The project will evaluate the potential application of fuel cell technology -- which is cleaner, quieter and more efficient than current gas turbine technology -- for future commercial airplane products. As part of the evaluation, the project will develop and flight-demonstrate an electric-motor- driven airplane powered by fuel cells.
With respect to the five partners collaborating in the project, Diamond Aircraft of Austria will supply the demonstrator airplane, based on a certified Katana Xtreme motor-glider (in Europe called the Super Dimona); Intelligent Energy of the United Kingdom will provide the Proton Exchange Membrane fuel cell hardware and technical support; Sener will design and build a fuel cell controller unit to be used in research activities; Aerlyper will integrate the electric motor into the airplane and perform airframe modification work; and ATP will supply the motor, batteries, and controllers to complete the electric propulsion system, and perform the flight testing of the airplane.
"Boeing will collaborate with these companies to investigate the integration of fuel cells into aerospace vehicles, a potential new field of application, which promises to reduce emissions while increasing the efficiency of electrical power generation," said Miguel Hernan, managing director of the Madrid Center. "Research into environmentally acceptable technologies is a key focus for the Center's work in Europe."

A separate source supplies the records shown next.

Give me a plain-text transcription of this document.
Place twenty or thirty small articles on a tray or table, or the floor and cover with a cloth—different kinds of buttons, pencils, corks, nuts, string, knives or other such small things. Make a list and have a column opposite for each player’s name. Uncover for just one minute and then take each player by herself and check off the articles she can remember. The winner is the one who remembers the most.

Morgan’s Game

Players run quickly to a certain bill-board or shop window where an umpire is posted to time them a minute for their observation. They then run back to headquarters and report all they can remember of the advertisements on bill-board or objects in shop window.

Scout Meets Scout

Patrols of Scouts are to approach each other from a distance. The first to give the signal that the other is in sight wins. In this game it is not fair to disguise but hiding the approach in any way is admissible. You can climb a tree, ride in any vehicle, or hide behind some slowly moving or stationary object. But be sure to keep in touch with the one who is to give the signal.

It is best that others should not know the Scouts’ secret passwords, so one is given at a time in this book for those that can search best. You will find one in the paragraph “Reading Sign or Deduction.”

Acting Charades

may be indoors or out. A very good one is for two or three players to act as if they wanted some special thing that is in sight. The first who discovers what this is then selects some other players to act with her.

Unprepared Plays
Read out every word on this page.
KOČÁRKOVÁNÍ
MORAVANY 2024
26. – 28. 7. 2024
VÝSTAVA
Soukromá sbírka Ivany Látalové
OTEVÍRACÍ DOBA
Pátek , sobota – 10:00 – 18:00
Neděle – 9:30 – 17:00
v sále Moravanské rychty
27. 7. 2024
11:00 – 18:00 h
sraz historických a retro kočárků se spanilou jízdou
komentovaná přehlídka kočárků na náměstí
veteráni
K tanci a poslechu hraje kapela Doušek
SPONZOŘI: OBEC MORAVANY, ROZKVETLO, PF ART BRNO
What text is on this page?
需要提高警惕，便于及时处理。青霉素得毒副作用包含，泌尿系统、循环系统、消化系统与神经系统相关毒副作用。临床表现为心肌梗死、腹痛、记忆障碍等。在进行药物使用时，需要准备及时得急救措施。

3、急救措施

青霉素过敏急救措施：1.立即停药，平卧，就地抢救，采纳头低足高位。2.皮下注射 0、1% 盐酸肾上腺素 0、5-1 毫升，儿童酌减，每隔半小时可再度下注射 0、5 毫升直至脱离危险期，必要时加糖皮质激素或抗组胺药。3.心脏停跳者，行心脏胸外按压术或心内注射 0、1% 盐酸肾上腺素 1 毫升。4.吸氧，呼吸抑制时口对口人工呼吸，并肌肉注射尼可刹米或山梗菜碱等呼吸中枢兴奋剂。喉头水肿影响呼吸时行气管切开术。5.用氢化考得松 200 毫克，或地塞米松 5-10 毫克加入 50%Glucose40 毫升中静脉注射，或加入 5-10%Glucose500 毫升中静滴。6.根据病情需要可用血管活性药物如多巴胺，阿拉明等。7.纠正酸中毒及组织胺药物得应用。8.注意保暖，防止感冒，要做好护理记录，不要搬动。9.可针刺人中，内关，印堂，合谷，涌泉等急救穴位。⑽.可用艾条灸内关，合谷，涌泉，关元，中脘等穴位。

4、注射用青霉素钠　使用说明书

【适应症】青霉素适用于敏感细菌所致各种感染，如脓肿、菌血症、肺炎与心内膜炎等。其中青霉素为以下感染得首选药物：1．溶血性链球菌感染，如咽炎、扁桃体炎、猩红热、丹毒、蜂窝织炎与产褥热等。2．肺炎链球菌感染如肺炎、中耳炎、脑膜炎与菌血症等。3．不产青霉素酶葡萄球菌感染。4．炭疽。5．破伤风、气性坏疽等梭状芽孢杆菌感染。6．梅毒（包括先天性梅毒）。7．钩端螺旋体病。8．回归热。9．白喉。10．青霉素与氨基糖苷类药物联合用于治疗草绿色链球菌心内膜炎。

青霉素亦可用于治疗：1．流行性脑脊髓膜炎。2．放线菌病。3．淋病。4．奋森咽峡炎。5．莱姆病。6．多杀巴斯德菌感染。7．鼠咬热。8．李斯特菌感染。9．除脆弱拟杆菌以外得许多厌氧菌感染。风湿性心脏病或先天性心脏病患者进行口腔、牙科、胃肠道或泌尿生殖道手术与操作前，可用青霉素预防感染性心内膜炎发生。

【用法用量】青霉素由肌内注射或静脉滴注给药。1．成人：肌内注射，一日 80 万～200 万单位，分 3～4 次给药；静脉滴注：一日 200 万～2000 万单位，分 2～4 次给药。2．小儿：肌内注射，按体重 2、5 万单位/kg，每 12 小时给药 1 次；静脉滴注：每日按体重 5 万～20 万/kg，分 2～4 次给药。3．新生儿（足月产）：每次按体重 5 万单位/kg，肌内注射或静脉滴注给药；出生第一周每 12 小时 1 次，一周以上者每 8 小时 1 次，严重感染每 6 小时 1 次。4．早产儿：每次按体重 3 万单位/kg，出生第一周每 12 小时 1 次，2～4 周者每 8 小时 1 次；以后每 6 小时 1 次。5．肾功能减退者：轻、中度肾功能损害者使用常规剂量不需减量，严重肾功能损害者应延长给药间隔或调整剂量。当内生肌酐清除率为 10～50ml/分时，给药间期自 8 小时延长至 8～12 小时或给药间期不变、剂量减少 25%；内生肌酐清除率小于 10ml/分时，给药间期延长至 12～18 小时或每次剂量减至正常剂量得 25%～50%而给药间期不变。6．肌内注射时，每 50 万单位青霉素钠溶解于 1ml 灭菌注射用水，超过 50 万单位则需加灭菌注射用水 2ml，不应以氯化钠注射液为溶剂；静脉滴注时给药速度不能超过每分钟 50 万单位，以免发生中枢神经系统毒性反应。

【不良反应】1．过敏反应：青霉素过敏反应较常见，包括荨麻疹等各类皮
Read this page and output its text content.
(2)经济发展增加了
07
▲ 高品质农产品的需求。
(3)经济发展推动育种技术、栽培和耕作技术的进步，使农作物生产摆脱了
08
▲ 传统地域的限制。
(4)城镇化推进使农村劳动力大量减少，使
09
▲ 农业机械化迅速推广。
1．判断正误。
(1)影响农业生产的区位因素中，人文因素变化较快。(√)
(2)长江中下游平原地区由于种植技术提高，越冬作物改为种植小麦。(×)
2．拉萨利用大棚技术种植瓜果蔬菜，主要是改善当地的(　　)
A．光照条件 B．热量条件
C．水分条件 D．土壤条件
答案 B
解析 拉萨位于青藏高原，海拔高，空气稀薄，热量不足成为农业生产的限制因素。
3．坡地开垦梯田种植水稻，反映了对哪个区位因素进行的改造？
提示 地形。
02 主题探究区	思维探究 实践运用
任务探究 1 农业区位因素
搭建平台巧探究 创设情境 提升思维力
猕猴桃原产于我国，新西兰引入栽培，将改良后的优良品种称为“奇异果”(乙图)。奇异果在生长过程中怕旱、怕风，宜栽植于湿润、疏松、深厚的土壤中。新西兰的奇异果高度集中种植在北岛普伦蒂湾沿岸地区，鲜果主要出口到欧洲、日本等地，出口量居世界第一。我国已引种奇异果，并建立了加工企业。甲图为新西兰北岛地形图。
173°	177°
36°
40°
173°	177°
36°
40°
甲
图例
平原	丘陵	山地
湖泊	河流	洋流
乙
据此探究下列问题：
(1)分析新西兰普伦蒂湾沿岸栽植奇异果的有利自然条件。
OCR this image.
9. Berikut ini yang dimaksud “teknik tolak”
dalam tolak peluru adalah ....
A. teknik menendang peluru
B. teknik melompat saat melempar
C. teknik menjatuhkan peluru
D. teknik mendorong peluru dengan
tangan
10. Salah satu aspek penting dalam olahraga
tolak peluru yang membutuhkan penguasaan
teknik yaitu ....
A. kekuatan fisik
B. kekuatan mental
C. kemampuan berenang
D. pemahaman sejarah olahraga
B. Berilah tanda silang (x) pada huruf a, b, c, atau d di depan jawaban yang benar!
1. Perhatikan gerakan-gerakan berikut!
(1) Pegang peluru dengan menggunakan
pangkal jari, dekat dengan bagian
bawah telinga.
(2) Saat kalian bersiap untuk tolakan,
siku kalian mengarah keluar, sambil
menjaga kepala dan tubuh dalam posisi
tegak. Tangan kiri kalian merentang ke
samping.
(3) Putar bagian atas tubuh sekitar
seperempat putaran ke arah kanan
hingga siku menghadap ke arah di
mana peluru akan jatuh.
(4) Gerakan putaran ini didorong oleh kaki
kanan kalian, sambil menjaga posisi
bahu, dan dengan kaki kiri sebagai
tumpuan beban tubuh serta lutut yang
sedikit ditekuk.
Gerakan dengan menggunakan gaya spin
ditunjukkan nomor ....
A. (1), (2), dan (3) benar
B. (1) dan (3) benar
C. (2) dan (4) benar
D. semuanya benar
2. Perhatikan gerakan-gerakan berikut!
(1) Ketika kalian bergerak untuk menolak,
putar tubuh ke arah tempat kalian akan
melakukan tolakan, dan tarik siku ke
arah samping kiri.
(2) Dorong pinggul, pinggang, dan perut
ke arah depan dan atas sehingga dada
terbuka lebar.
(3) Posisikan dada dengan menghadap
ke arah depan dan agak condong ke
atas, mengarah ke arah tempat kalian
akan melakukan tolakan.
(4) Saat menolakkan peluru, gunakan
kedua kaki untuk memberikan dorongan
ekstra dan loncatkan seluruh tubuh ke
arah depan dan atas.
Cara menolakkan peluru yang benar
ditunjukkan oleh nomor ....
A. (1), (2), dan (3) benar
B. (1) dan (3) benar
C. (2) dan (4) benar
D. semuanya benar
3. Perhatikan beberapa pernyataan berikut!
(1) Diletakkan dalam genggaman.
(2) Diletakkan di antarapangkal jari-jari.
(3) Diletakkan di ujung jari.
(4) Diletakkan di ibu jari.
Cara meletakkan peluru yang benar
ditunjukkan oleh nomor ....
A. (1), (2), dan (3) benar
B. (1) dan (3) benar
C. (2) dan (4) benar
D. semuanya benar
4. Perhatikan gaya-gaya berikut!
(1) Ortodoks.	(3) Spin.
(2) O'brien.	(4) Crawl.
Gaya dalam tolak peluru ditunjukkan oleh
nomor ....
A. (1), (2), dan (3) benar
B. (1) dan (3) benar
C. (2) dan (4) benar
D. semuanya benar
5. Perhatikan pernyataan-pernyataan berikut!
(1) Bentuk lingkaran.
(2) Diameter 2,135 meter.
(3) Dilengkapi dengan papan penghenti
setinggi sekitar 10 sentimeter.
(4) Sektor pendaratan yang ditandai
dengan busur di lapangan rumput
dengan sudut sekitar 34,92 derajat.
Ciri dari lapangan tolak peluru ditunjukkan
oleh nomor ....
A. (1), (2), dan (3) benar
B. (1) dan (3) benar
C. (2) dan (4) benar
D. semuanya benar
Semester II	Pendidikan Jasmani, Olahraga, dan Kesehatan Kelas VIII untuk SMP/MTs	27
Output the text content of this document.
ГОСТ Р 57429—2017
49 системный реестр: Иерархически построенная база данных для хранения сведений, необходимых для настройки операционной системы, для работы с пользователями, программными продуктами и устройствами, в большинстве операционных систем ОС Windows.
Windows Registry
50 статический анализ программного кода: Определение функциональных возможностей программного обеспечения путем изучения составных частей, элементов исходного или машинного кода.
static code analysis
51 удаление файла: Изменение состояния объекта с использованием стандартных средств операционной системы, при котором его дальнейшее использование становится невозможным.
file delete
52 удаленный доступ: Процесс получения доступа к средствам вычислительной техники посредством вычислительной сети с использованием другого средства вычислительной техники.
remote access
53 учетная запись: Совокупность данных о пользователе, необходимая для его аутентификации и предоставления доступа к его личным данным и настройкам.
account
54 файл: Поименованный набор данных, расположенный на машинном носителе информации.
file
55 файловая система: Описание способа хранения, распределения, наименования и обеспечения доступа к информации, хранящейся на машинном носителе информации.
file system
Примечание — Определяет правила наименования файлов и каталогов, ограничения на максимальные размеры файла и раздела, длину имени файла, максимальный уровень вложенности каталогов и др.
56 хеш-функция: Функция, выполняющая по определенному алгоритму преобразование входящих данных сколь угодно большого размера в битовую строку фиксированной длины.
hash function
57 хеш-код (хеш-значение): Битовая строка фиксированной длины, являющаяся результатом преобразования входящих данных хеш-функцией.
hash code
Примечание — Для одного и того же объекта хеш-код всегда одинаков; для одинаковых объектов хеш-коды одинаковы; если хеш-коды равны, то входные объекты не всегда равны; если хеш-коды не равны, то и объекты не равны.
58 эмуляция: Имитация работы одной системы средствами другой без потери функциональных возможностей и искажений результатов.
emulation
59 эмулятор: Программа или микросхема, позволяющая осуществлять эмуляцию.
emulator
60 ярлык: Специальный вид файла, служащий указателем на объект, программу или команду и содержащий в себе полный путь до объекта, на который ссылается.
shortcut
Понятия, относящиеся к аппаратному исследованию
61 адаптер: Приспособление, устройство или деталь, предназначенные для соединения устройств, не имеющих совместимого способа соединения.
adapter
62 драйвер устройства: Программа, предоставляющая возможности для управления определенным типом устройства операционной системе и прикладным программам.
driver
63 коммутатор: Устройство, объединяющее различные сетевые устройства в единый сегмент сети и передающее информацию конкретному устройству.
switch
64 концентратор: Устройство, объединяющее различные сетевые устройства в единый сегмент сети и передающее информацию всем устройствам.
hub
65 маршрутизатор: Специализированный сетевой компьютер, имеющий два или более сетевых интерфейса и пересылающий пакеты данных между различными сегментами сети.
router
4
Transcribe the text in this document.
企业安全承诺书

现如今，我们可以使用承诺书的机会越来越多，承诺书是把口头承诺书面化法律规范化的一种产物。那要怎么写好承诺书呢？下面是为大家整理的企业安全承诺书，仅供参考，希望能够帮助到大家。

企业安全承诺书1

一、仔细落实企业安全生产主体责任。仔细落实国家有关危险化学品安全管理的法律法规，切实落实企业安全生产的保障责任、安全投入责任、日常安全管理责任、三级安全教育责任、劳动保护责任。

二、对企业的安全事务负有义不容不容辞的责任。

In addition to the five partners involved, two Spanish universities will also collaborate in this project. The Polytechnic University of Madrid will test a sub-scale version of the fuel cells that will power the demonstrator airplane and the Polytechnic University of Catalonia will work to understand the possible failure modes of this completely new form of airborne electrical power generation.
Work to integrate the fuel cells into the demonstrator airframe is expected to begin at the end of summer 2003. This would enable a possible flight test in late 2004 or early 2005. While test results are not expected to allow for any near-term applications of the new technology to production aircraft, they are expected to contribute to the eventual use of this technology in aircraft to provide cleaner, more efficient performance.
In addition to being inherently cleaner and quieter than current technology gas turbines, fuel cells can generate approximately twice as much electricity from the same amount of fuel. Unlike a battery, which needs to be recharged, fuel cells keep working as long as the fuel lasts. While fuel cells and electric motors will not replace jet engines, they could potentially replace gas turbine auxiliary power units, which provide electricity and air for airplane systems.
The Madrid Research and Technology Center, which is part of the Boeing Phantom Works advanced R&D unit, was opened in July 2002 to serve as a center of excellence in environmental, safety and reliability and air traffic control technologies. Because Spain in particular and Europe in general have demonstrated strong interest and results in these areas, the Boeing R&T Center plans to collaborate with industries, academia and other research centers across Europe to advance technology development in these areas.